Department of Urology, Mayo Clinic, Rochester, MN, USA; Southern Alberta Institute of Urology, Calgary, Alberta, Canada.
Department of Health Sciences Research, Mayo Clinic, Rochester, MN, USA.
Eur Urol. 2019 May;75(5):766-772. doi: 10.1016/j.eururo.2018.11.021. Epub 2018 Nov 23.
Partial nephrectomy (PN) is generally favored for cT1 tumors over radical nephrectomy (RN) when technically feasible. However, it can be unclear whether the additional risks of PN are worth the magnitude of renal function benefit.
To develop preoperative tools to predict long-term estimated glomerular filtration rate (eGFR) beyond 30d following PN and RN, separately.
DESIGN, SETTING, AND PARTICIPANTS: In this retrospective cohort study, patients who underwent RN or PN for a single nonmetastatic renal tumor between 1997 and 2014 at our institution were identified.

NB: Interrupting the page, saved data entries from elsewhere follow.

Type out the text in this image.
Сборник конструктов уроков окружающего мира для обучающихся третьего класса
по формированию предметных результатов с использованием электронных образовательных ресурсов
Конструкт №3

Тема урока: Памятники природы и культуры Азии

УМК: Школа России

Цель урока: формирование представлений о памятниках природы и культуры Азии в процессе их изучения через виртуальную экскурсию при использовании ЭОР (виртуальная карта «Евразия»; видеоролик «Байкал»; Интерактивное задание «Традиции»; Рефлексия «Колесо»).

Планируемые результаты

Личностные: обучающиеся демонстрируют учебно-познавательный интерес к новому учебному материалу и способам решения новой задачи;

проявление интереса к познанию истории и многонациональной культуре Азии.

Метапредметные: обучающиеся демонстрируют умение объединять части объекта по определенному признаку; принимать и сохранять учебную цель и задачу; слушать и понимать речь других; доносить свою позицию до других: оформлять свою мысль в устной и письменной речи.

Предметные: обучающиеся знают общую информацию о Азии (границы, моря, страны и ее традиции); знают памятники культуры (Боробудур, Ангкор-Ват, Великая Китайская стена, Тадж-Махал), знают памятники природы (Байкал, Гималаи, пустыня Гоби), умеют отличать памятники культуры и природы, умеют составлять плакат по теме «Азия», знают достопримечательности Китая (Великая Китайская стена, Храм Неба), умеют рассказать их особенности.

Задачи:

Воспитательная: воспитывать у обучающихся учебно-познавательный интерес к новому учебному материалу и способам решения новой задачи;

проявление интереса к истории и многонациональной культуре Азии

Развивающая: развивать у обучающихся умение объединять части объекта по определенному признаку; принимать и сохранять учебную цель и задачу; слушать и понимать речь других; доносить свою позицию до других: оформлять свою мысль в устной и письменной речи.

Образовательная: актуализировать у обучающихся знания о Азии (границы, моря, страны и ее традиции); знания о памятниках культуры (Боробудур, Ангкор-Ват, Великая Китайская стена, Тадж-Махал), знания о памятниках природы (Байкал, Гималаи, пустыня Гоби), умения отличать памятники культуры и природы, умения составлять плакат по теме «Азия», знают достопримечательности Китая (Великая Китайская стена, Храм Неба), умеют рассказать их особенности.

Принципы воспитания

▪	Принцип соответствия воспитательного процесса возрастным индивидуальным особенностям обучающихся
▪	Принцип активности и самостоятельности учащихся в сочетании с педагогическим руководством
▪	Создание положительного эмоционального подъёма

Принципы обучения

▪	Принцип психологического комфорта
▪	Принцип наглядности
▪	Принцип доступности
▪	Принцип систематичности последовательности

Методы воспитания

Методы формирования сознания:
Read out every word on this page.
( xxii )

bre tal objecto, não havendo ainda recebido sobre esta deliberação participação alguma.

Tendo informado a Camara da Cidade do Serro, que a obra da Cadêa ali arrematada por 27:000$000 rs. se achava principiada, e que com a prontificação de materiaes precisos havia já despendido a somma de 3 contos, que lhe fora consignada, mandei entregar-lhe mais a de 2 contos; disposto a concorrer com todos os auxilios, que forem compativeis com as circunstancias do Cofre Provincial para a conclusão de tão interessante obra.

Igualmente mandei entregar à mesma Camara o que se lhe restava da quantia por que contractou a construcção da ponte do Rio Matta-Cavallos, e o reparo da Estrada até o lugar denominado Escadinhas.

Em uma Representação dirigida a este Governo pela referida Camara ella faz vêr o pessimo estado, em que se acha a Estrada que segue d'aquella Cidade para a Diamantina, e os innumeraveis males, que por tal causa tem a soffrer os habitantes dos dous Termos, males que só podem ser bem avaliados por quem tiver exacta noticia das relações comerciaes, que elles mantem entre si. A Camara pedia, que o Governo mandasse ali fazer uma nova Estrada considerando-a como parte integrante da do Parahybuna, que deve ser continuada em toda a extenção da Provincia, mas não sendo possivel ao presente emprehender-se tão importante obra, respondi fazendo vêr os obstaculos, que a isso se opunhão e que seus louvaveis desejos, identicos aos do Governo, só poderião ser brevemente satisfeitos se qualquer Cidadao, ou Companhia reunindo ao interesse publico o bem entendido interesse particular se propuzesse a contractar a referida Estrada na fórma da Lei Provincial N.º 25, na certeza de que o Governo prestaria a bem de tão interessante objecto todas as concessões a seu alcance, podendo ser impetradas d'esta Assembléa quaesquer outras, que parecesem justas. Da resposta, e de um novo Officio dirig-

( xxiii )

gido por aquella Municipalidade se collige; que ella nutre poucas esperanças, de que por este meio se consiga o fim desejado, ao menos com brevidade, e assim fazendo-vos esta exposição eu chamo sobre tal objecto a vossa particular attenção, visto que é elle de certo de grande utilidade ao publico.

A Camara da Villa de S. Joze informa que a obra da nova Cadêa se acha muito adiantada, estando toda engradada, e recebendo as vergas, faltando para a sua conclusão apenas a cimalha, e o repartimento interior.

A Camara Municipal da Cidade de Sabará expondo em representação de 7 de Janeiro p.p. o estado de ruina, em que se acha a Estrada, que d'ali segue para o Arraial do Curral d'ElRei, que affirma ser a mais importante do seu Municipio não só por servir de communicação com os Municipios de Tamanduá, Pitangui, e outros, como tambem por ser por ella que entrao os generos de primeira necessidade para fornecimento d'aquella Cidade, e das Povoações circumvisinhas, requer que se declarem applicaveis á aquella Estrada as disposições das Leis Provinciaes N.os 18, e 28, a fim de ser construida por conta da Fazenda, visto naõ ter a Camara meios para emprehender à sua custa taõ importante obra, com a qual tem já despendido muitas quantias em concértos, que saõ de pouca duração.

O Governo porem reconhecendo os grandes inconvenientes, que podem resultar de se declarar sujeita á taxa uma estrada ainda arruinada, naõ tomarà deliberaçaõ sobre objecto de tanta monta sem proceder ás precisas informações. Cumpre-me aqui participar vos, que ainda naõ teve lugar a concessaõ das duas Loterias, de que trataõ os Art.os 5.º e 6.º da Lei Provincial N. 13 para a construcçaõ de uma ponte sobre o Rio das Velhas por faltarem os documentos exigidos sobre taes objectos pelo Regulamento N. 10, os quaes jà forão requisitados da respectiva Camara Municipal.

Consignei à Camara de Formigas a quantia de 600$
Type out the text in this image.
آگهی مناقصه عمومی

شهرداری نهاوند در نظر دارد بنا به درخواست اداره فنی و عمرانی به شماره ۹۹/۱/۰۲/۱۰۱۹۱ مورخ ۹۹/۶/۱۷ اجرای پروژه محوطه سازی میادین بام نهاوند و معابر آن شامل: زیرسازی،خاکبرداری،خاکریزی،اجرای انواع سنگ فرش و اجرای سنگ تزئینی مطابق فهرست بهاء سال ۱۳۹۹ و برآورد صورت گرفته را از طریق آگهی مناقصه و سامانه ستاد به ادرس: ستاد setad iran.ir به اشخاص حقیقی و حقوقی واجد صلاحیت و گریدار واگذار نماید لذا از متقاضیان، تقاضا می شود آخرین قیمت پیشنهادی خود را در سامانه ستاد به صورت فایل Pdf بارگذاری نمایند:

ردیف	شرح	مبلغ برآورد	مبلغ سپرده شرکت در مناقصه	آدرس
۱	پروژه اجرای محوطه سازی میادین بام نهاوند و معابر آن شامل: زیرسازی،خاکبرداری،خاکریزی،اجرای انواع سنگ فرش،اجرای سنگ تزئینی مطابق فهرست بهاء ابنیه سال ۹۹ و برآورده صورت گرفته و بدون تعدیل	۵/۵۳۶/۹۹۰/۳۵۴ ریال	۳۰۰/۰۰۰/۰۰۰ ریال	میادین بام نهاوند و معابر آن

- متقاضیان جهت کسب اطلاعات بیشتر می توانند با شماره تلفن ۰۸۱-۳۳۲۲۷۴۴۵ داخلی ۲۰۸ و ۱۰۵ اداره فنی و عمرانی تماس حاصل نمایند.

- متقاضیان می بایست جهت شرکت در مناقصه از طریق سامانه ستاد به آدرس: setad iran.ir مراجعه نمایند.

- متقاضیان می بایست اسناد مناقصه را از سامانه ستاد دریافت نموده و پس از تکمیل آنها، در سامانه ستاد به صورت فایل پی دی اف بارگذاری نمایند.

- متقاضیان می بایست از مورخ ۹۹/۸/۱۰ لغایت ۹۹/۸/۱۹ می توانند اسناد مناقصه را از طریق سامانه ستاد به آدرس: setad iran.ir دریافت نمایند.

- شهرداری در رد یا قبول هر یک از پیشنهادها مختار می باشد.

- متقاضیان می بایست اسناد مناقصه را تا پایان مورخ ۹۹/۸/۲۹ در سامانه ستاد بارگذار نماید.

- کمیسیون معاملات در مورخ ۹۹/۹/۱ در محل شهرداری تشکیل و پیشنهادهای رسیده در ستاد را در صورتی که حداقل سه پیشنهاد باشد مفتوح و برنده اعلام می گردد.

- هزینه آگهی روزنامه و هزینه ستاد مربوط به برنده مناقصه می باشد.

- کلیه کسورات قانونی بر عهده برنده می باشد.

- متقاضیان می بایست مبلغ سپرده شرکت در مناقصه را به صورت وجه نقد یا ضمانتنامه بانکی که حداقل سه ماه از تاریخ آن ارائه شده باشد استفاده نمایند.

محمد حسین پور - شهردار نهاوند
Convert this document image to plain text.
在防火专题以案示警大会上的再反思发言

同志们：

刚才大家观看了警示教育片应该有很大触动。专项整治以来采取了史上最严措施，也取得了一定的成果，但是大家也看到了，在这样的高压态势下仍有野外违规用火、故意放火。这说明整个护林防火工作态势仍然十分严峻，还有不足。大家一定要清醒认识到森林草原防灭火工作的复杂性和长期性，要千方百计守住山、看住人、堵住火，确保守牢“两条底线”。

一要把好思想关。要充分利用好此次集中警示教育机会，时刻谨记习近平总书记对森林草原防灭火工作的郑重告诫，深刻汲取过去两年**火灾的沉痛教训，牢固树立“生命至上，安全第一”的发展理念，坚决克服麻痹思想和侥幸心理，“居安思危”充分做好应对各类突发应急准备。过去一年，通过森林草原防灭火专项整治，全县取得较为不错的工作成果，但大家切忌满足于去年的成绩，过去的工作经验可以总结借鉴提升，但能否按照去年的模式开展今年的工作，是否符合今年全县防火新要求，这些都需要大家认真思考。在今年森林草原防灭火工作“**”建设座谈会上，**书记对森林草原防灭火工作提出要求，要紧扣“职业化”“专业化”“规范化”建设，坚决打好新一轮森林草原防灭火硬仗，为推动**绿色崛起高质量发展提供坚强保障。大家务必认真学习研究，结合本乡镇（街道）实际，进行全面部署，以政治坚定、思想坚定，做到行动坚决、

Exclusion criteria were venous tumor thrombus and preoperative eGFR <15ml/min/1.73m.
RN and PN.
Hierarchical generalized linear mixed-effect models with backward selection of candidate preoperative features were used to predict long-term eGFR following RN and PN, separately. Predictive ability was summarized using marginal R, which ranges from 0 to 1, with higher values indicating increased predictive ability.
The analysis included 1152 patients (13 206 eGFR observations) who underwent RN and 1920 patients (18 652 eGFR observations) who underwent PN, with mean preoperative eGFRs of 66ml/min/1.73m (standard deviation [SD]=18) and 72ml/min/1.73m (SD=20), respectively. The model to predict eGFR after RN included age, diabetes, preoperative eGFR, preoperative proteinuria, tumor size, time from surgery, and an interaction between time from surgery and age (marginal R=0.41). The model to predict eGFR after PN included age, presence of a solitary kidney, diabetes, hypertension, preoperative eGFR, preoperative proteinuria, surgical approach, time from surgery, and interaction terms between time from surgery and age, diabetes, preoperative eGFR, and preoperative proteinuria (marginal R). Limitations include the lack of data on renal tumor complexity and the single-center design; generalizability needs to be confirmed in external cohorts.
We developed preoperative tools to predict renal function outcomes following RN and PN. Pending validation, these tools should be helpful for patient counseling and clinical decision-making.
We developed models to predict kidney function outcomes after partial and radical nephrectomy based on preoperative features. This should help clinicians during patient counseling and decision-making in the management of kidney tumors.
在技术上可行的情况下,部分肾切除术(PN)通常优先于根治性肾切除术(RN)用于治疗 cT1 肿瘤。然而,PN 增加的风险是否值得肾功能获益的幅度尚不清楚。
分别开发用于预测 PN 和 RN 后 30 天以上长期估计肾小球滤过率(eGFR)的术前工具。
设计、设置和参与者:在这项回顾性队列研究中,我们确定了 1997 年至 2014 年间在我们机构接受 RN 或 PN 治疗的单个非转移性肾肿瘤的患者。排除标准为静脉肿瘤血栓和术前 eGFR<15ml/min/1.73m。
RN 和 PN。
使用候选术前特征的向后选择的分层广义线性混合效应模型,分别预测 RN 和 PN 后的长期 eGFR。使用边缘 R 总结预测能力,范围从 0 到 1,较高的值表示增加的预测能力。
分析包括 1152 例接受 RN(13206 次 eGFR 观察)和 1920 例接受 PN(18652 次 eGFR 观察)的患者,术前 eGFR 分别为 66ml/min/1.73m(标准差 [SD]=18)和 72ml/min/1.73m(SD=20)。预测 RN 后 eGFR 的模型包括年龄、糖尿病、术前 eGFR、术前蛋白尿、肿瘤大小、手术时间以及手术时间与年龄之间的交互作用(边缘 R=0.41)。预测 PN 后 eGFR 的模型包括年龄、孤立肾、糖尿病、高血压、术前 eGFR、术前蛋白尿、手术方式、手术时间以及手术时间与年龄、糖尿病、术前 eGFR 和术前蛋白尿之间的交互作用项(边缘 R)。局限性包括缺乏肾肿瘤复杂性的数据和单中心设计;需要在外部队列中进行验证。
我们开发了用于预测 RN 和 PN 后肾功能结果的术前工具。在验证之前,这些工具应该有助于患者咨询和临床决策。
我们基于术前特征开发了预测部分和根治性肾切除术后肾功能结果的模型。这应该有助于临床医生在管理肾肿瘤时进行患者咨询和决策。